«Шелапуты», с которыми встречался Клюев в Рязанской губернии и о которых рассказывал Есенину, не имели отношения к «хлыстам». Их называли «шалыми людьми» за то, что они сторонились религиозной догматики, полагая: Бог создал всех равными, все мы его дети. Если человек поступает по Божьим законам, значит, у него в душе рай и рай вокруг него. Если человек носит в душе ад — он разрушает гармонию и в себе, и в окружающем мире. Они отличались чистотой нравов, трезвостью и трудолюбием.
Гармония души в орнаменте и слове — вот предмет пристального рассмотрения в «Ключах Марии» с проекцией её в будущий мир. «Будущее искусство, — писал Есенин, — расцветёт в своих возможностях достижений, как некий вселенский вертоград, где люди блаженно и мудро будут хороводно отдыхать под тенистыми ветвями одного преогромнейшего древа, имя которому социализм, или рай, ибо рай в мужицком творчестве так и представлялся, где нет податей за пашни, где „избы новые, кипарисовым тёсом крытые“, где дряхлое время, бродя по лугам, сзывает к мировому столу все племена и народы и обносит их, подавая каждому золотой ковш, сычёною брагой».
Беря из Клюева, можно сказать, горстями, используя читанное у него и слышанное от него, Есенин жёстко отодвигает своего учителя в прошлое, в пространство «слепоты нерождения», поминая неявно Осипа Мандельштама с его «курчавыми всадниками», бьющимися «в кудрявом порядке» и явно — Обри Бердслея, чей рисуночный абрис воинов, вправленных в растительный орнамент, в самом деле напоминал вьющуюся виноградную лозу, увешанную гроздьями: «Художники наши уже несколько десятков лет подряд живут совершенно без всякой внутренней грамотности. Они стали какими-то ювелирами, рисовальщиками и миниатюристами словесной мертвенности. Для Клюева, например, всё сплошь стало идиллией гладко причёсанных английских гравюр, где виноград стилизуется под курчавый порядок воинственных всадников. То, что было раньше для него сверлением облегающей его коры, теперь стало вставкой в эту кору. Сердце его не разгадало тайны наполняющих его образов, и вместо голоса из-под камня Оптиной пустыни он повеял на нас безжизненным кружевным ветром деревенского Обри Бердслея, где ночи-вставки он отливает в перстень яснее дней, а мозоль, простой мужичий мозоль, вставляет в пятку, как алтарную ладанку. Конечно, никто не будет спорить о достоинствах этой мозаики. Уайльд в лаптях для нас столь же приятен, как и Уайльд с цветком в петлице и лакированных башмаках. В данном случае мы хотим лишь указать на то, что художник пошёл не по тому лугу. Он погнался за яркостью красок и „изрони женьчужну душу из храбра тела, чрез злато ожерелие“, ибо луг художника только тот, где растут цветы целителя Пантелимона».

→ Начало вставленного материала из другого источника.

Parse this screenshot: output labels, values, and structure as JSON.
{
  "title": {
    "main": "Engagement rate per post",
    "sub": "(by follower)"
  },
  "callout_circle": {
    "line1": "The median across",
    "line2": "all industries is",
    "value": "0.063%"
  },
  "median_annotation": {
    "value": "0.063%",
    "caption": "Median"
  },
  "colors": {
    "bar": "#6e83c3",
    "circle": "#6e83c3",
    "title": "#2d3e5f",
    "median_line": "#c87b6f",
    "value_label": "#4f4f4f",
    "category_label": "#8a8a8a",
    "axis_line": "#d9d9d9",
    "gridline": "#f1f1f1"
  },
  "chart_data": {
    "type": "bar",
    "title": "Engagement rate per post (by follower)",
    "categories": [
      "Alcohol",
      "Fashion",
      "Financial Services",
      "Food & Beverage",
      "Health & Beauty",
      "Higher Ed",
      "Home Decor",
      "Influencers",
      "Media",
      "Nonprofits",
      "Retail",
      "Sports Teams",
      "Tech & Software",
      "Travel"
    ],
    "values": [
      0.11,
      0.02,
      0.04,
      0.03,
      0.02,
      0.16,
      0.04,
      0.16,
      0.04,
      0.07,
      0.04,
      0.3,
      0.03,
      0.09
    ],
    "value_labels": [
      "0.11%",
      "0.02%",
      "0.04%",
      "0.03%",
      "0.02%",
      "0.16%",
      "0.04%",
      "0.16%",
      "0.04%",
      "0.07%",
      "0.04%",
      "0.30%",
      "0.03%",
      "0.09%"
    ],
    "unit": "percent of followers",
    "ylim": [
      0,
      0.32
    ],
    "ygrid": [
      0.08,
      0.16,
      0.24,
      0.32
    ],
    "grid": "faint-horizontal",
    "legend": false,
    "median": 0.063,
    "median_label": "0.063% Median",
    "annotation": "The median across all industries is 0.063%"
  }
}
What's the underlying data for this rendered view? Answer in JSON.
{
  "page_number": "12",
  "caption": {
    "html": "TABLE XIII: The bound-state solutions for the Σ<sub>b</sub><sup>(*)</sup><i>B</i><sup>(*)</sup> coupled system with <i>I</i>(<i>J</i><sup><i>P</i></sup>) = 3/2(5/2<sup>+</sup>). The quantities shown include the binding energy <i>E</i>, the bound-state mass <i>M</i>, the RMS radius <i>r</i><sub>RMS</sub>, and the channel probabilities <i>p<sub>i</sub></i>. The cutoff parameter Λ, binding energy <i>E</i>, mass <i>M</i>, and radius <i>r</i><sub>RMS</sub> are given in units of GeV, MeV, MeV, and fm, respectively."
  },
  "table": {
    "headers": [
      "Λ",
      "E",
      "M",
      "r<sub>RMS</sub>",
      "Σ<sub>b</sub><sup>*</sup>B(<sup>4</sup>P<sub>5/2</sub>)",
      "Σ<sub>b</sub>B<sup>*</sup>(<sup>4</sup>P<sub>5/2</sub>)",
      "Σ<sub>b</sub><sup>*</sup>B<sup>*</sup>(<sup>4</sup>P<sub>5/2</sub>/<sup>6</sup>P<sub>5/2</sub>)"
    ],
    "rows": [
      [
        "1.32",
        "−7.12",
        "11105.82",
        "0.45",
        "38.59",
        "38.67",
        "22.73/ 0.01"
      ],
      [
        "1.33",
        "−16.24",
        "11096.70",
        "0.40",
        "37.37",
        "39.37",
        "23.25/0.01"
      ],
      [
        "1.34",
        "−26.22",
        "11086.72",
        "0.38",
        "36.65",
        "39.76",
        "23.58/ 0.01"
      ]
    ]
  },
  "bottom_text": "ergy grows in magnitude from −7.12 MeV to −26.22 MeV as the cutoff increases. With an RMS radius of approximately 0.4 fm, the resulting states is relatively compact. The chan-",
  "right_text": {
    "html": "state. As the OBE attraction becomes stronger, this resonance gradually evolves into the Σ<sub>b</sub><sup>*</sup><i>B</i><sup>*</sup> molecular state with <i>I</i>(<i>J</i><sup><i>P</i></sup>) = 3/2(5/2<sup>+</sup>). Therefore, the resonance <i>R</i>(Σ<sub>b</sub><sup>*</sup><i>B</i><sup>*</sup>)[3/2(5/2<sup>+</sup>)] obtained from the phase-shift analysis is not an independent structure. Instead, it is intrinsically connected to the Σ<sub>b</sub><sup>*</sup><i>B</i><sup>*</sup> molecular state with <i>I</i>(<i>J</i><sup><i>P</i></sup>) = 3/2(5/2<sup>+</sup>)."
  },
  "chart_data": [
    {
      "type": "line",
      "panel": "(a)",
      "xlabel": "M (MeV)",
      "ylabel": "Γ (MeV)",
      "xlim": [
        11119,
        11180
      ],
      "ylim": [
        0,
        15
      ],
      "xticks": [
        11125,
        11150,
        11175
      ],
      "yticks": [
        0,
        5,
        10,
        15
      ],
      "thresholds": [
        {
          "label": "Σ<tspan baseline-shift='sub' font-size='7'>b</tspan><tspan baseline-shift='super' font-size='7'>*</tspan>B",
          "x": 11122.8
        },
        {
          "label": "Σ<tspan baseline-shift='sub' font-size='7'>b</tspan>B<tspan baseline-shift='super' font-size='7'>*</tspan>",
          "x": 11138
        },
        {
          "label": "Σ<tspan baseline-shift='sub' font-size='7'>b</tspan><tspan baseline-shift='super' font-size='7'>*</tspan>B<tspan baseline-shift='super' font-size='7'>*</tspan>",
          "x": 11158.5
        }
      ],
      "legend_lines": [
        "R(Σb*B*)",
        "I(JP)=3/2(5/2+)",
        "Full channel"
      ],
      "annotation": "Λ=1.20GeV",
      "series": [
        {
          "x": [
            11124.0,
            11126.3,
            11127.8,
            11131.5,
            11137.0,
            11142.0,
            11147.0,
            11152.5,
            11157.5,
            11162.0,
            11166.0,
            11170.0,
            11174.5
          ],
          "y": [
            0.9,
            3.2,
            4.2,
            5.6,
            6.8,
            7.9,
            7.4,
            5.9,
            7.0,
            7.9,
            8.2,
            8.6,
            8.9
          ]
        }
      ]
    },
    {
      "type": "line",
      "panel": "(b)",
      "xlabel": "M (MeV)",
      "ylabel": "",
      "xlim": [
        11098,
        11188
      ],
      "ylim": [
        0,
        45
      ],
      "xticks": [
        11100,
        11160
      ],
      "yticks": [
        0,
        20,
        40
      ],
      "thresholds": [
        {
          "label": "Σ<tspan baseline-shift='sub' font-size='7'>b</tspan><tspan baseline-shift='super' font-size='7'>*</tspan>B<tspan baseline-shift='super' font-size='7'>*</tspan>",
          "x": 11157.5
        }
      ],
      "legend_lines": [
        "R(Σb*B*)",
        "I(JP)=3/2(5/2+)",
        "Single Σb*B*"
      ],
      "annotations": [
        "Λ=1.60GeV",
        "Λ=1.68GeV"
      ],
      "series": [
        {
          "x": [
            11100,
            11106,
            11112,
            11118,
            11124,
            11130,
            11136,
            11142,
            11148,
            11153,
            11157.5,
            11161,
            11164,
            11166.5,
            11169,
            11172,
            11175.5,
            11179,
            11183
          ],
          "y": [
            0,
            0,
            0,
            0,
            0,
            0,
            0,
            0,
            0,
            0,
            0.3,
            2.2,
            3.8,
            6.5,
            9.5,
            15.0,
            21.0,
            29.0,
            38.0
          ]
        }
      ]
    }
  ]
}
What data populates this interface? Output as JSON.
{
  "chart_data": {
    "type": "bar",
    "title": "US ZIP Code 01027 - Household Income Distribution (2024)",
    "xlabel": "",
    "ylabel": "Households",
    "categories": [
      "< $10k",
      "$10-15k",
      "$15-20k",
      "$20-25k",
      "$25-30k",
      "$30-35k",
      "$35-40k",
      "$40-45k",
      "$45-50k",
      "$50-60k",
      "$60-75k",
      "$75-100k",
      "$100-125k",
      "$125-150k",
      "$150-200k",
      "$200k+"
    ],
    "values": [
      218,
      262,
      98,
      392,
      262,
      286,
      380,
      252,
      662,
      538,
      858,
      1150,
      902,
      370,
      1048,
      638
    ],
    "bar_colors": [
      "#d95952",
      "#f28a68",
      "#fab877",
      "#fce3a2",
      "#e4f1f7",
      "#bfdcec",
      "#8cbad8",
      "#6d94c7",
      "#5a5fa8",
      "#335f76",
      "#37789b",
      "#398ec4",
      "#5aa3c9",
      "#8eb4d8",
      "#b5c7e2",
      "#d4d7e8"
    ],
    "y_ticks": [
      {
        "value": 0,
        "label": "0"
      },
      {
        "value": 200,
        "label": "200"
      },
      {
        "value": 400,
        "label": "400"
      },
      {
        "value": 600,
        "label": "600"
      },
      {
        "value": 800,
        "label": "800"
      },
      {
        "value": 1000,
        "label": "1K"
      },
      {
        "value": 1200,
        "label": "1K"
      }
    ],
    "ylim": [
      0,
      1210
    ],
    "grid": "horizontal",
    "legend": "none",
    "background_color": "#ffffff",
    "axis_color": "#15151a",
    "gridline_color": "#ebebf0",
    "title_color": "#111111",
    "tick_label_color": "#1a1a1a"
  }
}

Жизнь человеческой души, образы, рождаемые душой, — вот что главное для Есенина. «Слышу твою душу», — вспоминались ему слова Клюева, и оказывалось, что тайна есенинской души ныне недоступна для Николая. И получалось, что один Есенин способен «слышать царство солнца внутри нас», что он «разгадал тайну наполняющих его образов», ибо «человеческая душа слишком сложна для того, чтобы заковать её в определённый круг звуков какой-нибудь жизненной мелодии или сонаты. Во всяком круге она шумит, как мельничная вода, просасывая плотину, и горе тем, которые её запружают, ибо, вырвавшись бешеным потоком, она первыми сметает их в прах на пути своём. Так на этом пути она смела монархизм, так рассосала круги классицизма, декаданса, импрессионизма и футуризма, так сметёт она и рассосёт сонм кругов, которые ей уготованы впереди».
Клюевский «круг» разорван, и сам клюевский образ, оказывается, «построен на заставках стёртого революцией быта. В том, что он прекрасен, мы не можем ему отказать, но он есть тело покойника в нашей горнице обновлённой души и потому должен быть предан земле. Предан земле потому, что он заставляет Клюева в такие священнейшие дни обновления человеческого духа благословить убийство и сказать, что „убийца святей потира“. Это старое инквизиционное православие, которое, посадив Святого Георгия на коня, пронзило копьём вместо змия самого Христа».